DePerspektiven – eine neue Art und Weise unterschiedliche Blickwinkel zusammenzubringen, um inspirierende Denkanstöße anzuregen.
Ein studentisches Projekt betreut von Andrea Krajewski
Sommersemester 2022
Prolog
Digitale Souveränität bedeutet, dass ein Individuum seinen digitalen Lebens- und Aktionsraum jederzeit selbst bestimmen kann. Der Wunsch nach digitaler Selbstbestimmung ist in den letzten Jahren angesichts einer zunehmenden digitalen Fremdbestimmung etwa durch Konzerne und Organisationen, bei gleichzeitiger Duldung dieses Mißstandes durch Nutzende und politische Akteur:innen aufgetaucht und als Anforderung formuliert worden.

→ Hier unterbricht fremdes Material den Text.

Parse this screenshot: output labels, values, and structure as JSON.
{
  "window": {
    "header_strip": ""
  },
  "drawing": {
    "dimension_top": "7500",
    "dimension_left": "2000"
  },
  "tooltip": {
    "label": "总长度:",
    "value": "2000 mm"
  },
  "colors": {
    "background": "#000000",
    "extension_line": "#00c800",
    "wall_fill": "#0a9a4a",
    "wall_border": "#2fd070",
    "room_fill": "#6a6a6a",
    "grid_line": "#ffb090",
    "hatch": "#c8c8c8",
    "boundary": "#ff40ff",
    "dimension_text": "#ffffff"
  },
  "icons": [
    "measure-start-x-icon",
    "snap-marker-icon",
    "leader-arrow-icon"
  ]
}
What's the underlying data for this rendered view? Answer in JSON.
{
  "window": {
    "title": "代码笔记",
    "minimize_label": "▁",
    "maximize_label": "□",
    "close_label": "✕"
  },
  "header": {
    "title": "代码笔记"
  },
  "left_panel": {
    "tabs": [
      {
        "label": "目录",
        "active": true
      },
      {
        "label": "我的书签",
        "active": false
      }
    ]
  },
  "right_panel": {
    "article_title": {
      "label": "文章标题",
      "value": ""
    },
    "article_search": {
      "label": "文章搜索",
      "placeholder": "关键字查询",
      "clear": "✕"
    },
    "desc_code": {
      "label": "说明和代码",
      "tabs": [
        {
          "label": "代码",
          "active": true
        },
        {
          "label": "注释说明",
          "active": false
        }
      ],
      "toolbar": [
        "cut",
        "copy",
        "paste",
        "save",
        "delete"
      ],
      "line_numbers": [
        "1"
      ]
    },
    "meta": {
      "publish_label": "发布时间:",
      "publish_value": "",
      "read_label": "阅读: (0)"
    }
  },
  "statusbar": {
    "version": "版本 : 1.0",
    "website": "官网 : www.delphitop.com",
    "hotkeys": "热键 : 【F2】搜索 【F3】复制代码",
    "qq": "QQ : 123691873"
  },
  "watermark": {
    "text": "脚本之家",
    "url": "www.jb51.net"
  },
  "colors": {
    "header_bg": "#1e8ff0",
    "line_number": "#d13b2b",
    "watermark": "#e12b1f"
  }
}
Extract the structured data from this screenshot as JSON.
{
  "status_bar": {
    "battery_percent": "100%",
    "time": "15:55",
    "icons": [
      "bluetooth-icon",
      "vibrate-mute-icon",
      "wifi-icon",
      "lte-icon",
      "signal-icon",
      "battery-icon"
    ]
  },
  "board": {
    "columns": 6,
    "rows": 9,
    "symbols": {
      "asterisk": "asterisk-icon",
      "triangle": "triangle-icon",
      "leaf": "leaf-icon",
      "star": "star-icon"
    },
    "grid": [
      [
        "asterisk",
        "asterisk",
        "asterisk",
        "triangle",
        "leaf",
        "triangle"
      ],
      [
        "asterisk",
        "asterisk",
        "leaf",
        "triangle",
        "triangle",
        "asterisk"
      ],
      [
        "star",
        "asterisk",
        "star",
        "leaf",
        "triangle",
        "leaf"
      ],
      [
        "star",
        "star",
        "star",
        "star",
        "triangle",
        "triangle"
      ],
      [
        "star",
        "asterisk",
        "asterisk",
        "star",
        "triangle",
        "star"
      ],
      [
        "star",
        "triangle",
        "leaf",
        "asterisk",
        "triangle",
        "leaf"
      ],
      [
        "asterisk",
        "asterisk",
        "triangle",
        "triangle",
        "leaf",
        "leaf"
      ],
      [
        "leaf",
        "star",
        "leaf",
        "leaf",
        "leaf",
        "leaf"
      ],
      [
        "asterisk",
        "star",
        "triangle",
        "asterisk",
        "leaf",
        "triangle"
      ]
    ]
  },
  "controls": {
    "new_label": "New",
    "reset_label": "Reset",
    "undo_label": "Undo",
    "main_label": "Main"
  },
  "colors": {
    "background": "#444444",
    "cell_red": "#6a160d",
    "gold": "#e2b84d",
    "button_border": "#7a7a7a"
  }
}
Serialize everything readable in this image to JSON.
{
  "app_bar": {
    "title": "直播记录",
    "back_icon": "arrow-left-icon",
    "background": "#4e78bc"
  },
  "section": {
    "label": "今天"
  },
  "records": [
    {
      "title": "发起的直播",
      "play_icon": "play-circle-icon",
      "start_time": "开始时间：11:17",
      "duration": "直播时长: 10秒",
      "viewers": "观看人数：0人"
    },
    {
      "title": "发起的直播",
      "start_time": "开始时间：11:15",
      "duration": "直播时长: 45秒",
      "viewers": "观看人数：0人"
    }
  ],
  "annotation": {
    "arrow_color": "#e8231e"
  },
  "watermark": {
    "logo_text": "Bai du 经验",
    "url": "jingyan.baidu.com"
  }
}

Dabei ist der Gedanke an sich gar nicht so neu. Die Würde des Menschen sei unantastbar und seine Menschenrechte unveräußerlich, so heißt es im Grundgesetz. Als dieser Anspruch formuliert wurde, lebten die Menschen oder zumindest die, die das Grundgesetz formulierten, allerdings hauptsächlich in einer physischen (nicht-digitalen) Welt. Diese zeichnet sich durch klare Grenzen aus. So ist der menschliche Körper eindeutig von produzierten Objekten abgegrenzt. Aber aus heutiger Sicht kann mit der Würde des Menschen nicht nur seine Körperlichkeit gemeint sein. Im Grundgesetz genießt er z.B. bereits Meinungs- und Gedankenfreiheit. Es ist also klar, dass der Mensch Immaterielles produziert, das ihm zugeordnet wird als seine Meinung und seine Gedanken. Der Transport desselben, also die Kommunikation untereinander ist im Grundgesetz in Artikel 10 durch das Briefgeheimnis sowie das Post- und Fernmeldegeheimnis geschützt.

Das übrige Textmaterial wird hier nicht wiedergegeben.